Racconto due o tre aneddoti per far capire quante cose ha visto e sicuramente vedrà in futuro.
La prima storia che la riguarda purtroppo non è bella: racconta la distruzione delle mura che la circondavano e che i Genovesi, ai tempi conquistatori di Savona, buttarono giù. Arrivati alla Torretta però, ne furono affascinati e la risparmiano.
Anzi, fecero di più: la misero sul lato dello stemma della Repubblica di Genova. Nello stesso periodo fu realizzata sulla sommità del medesimo lato una edicola dove fu collocata una statua della Nostra Signora della Misericordia realizzata dallo scultore Filippo Parodi.
Ma la vita della Torre di Leon Pancaldo era appena agli albori, doveva vedere addirittura due guerre senza essere però toccata, se non in modo lieve. Ma torniamo alle storie di un tempo.
Leon Pancaldo. Perché mai i savonesi dedicano la loro torretta ad un marinaio? Perché Leon Pancaldo non è stato un semplice marinaio. Nacque figlio di Manfrino Pancaldo, un tessitore di panni che era stato in ottimi rapporti con un altro lanaiolo, Domenico Colombo. Proprio quei Colombo che diverranno famosi grazie al figlio Cristoforo.
E per certi versi prese la stessa strada di Cristoforo, con diversa fortuna. La storia vede Leon Pancaldo, dopo la morte dei genitori, andare a Siviglia per proporsi come marinaio della Trinidad, una delle navi dell’esploratore Magellano, che stava per partire. Lo presero subito perché il giovane Pancaldo era già esperto, conosceva il calcolo astronomico, poteva riconoscere i venti solo sentendo cambiare l’aria, poteva identificare la posizione geografica di una nave e disegnare una carta di navigazione con precisione.
E insomma, ne fece tante, ne vide anche di più. Fino ad arrivare in prigione a Malacca e in India. Ritornò fortunosamente a Lisbona, poi lui e altri tre soli marinai della Trinidad tornarono in Spagna e poi in Liguria. Dopo anni, mille avventure, troppo lunghe da raccontare, rivide la sua Savona, ma non solo.
Anche la bella moglie Selvaggia Romana, che lo attendeva a braccia aperte.
Ma la Torretta era sempre lì, a guardare Savona e i suoi figli che tanto lustro hanno dato e danno tuttora alla nostra Liguria.
Sul lato verso il mare si può leggere benissimo un distico di Gabriello Chiabrera che dice: «In mare irato, in subita procella, invoco Te, nostra benigna stella», dedicato appunto alla Madonna.
La torre domina l'area della Vecchia Darsena, la zona più frequentata e animata delle serate savonesi.

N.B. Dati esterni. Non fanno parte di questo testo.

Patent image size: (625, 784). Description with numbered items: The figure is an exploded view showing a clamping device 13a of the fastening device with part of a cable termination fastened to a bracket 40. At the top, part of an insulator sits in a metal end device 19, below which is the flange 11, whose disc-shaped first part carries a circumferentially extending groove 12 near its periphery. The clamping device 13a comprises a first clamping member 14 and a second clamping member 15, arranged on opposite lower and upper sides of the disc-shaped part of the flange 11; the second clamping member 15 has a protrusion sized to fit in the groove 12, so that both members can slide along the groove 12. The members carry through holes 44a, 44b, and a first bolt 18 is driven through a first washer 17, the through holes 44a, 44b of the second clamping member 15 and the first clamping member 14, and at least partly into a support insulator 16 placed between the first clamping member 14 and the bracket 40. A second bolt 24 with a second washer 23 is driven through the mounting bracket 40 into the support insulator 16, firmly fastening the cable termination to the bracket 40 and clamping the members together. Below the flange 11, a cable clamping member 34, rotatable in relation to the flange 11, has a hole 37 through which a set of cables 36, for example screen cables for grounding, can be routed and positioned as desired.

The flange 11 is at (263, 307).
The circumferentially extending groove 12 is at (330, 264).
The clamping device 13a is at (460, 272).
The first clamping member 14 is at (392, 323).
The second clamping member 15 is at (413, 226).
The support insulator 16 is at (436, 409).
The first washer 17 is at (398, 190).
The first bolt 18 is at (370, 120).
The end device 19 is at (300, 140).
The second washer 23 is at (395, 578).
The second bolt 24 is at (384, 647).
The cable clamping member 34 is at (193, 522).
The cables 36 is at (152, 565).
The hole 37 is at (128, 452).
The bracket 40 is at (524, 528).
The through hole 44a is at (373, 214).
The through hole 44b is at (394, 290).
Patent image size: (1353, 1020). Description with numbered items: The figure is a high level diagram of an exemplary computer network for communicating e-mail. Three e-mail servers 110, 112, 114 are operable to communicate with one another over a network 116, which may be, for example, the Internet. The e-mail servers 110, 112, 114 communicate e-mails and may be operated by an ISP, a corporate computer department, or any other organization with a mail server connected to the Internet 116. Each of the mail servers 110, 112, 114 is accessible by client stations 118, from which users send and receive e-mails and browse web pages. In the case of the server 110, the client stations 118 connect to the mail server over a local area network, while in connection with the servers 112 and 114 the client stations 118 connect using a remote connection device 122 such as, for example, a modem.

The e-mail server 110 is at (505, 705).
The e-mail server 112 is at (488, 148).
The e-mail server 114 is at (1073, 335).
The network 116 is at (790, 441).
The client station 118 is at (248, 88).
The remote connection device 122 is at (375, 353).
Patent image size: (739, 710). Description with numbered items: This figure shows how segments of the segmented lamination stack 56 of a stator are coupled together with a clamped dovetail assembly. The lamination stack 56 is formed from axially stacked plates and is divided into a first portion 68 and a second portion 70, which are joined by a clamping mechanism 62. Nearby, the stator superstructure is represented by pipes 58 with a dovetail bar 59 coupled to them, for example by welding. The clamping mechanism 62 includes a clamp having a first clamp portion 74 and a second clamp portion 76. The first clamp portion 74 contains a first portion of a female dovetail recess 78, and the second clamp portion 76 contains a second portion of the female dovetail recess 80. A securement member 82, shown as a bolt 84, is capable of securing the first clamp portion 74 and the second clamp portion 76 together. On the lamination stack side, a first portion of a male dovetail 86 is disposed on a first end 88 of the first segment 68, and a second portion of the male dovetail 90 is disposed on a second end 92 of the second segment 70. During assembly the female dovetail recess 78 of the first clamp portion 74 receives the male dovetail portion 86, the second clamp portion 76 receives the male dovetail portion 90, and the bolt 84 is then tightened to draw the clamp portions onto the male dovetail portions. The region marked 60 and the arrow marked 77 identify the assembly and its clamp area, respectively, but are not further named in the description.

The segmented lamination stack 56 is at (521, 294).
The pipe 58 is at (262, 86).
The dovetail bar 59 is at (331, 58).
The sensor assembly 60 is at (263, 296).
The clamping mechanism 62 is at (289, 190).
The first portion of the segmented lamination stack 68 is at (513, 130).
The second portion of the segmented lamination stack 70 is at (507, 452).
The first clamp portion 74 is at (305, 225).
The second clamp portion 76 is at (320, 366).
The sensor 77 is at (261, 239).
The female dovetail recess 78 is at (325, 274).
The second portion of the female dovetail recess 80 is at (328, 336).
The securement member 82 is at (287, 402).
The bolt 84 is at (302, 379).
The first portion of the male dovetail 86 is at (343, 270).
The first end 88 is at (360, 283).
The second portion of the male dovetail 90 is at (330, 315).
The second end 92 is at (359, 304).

Dismessa come scalo commerciale negli anni ’70 del Novecento, è stata ristrutturata dall’architetto catalano Ricardo Bofill, tra i più noti esponenti del postmoderno, in collaborazione con professionisti italiani e specialmente savonesi.
L’entrata di una volta ora è chiusa da un muro ed è stata aperta un’altra porta. All'interno durante gli anni sono stati fatte diverse modifiche ed ora è divisa in vari piani.
E’ visitabile, ed è una meta meravigliosa per una giornata di svago. Quando, se vorrete, sarete davanti alla Torretta, potrete ammirarla e ripensare per un attimo a quanta storia, quante vite, quanti destini ha visto passare. Ma lei è sempre lì, a proteggere e guardare con benevolenza la bella Savona.